Firewall alerts

These are Firewall alerts.

There are the following types of firewall alerts.

Security

Alert type

Description

Severity

What has Sophos done so far?

Advanced Threat detected

An attempt to communicate with a botnet or command and control server has been detected.

Medium

We've logged details about the event, and notified administrators.

Missing Heartbeat

An endpoint that previously had a security heartbeat is still communicating on the network, but its security heartbeat has been lost.

High

We've detected the activity, and notified administrators.
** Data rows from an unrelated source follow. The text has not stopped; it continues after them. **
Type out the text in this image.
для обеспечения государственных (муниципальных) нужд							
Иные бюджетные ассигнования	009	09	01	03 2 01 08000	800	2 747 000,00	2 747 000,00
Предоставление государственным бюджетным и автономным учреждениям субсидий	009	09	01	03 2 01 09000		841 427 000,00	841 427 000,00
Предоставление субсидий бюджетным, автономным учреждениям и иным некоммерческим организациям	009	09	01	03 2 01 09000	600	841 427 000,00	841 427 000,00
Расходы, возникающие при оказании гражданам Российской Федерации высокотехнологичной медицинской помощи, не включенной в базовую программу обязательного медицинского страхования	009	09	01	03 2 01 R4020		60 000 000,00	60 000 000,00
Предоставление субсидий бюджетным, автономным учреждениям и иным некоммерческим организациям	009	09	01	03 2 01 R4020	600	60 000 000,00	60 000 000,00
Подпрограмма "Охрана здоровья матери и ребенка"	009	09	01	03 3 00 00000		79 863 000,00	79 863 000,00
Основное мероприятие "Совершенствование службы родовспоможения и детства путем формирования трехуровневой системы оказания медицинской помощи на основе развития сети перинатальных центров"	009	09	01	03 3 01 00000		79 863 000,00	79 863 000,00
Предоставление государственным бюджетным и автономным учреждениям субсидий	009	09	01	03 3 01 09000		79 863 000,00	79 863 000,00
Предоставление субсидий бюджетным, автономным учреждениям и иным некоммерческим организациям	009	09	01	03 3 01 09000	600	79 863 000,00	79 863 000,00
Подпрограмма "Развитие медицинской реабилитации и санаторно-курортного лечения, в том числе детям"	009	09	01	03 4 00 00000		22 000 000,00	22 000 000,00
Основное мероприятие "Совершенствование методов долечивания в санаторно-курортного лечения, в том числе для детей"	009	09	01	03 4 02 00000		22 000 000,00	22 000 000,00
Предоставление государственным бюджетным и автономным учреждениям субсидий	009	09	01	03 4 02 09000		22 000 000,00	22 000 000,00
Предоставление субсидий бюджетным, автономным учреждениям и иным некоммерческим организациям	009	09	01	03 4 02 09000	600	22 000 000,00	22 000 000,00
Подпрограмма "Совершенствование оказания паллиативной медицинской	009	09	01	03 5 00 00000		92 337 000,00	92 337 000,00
Any firewall rules set to block RED heartbeat activity may have also blocked connections from the endpoint.

System health

Alert type

Description

Severity

What Sophos has done so far

High CPU usage on firewall.

The firewall's CPU usage has been at or above 100% for more than 30 minutes.

Medium

Nothing.

Your users may be experiencing issues.

High memory usage on firewall.

The firewall's memory usage has been at 100% for more than 30 minutes.

Medium

Nothing.

Your users may be experiencing issues.

High disk usage on firewall.

The firewall's disk usage has been at 100% for more than 30 minutes.

Medium

Nothing.

Your users may be experiencing issues.

Connectivity

Alert type

Description

Severity

What Sophos has done so far

Firewall gateway down

Gateway <Gateway name> is down.

High

Nothing.

Firewall gateway up

Gateway <Gateway name> is up.

Info

Nothing.

Firewall lost connection to Sophos Central.

Firewall hasn't checked in with Sophos Central for the past <x>minutes.

High

Nothing.

Firewall re-connected to Sophos Central.

Firewall connection to Sophos Central has been restored.

Info

Nothing.

Firewall VPN tunnel down.

IPsec connection between <Site1> with<IP from> and <Site2> with <IP to> has closed.

Medium

Nothing.

Firewall VPN tunnel connection restored.

IPsec connection between <Site1> with <IP from> and <Site2> with <IP to> has reconnected.

Info

Nothing.

Firewall HA degraded.

One of the HA nodes is down or degraded. Your HA pair is unavailable.

Medium

Nothing.

Firewall HA state restored.

Both HA nodes are now connected and in good health.

Info

Nothing.

Firewall RED tunnel down.

<red tunnel name> is disconnected.

Medium

Nothing.

Firewall RED tunnel connection restored

<red tunnel name> is connected again after 89000 ms.

Info

Nothing.

General

Alert type

Description

Severity

What Sophos has done so far

New firewall registered with Sophos Central.

You've successfully registered a new firewall with Sophos Central.

Info

We've added the firewall to the Firewall Management list.

You can now turn on Synchronized Security.

Firewall awaiting management approval.

You've turned on Sophos Central management for this firewall. This is awaiting approval.

Medium

Nothing.

You need to approve management.

New firewall wait time expired.

A firewall was awaiting management approval for more than 30 days, and the wait time has expired.

Medium

We've canceled the management request.

New firewall zero-touch process canceled by local admin.

You've stopped the zero-touch process on this firewall.

Medium

The zero-touch process has stopped.

We've removed the firewall from the Firewall Management list.

Firewall management turned off for firewall.

You've turned off Firewall management for this firewall.

Medium

We've kept the firewall in the Firewall Management list.

You can't manage it. It won't report events or send backups to Sophos Central.

Firewall de-registered from Sophos Central

You've de-registered the firewall.

Medium

We've removed the firewall from the Firewall Management list in Sophos Central.

We've turned off any configured Synchronized Security features on the firewall.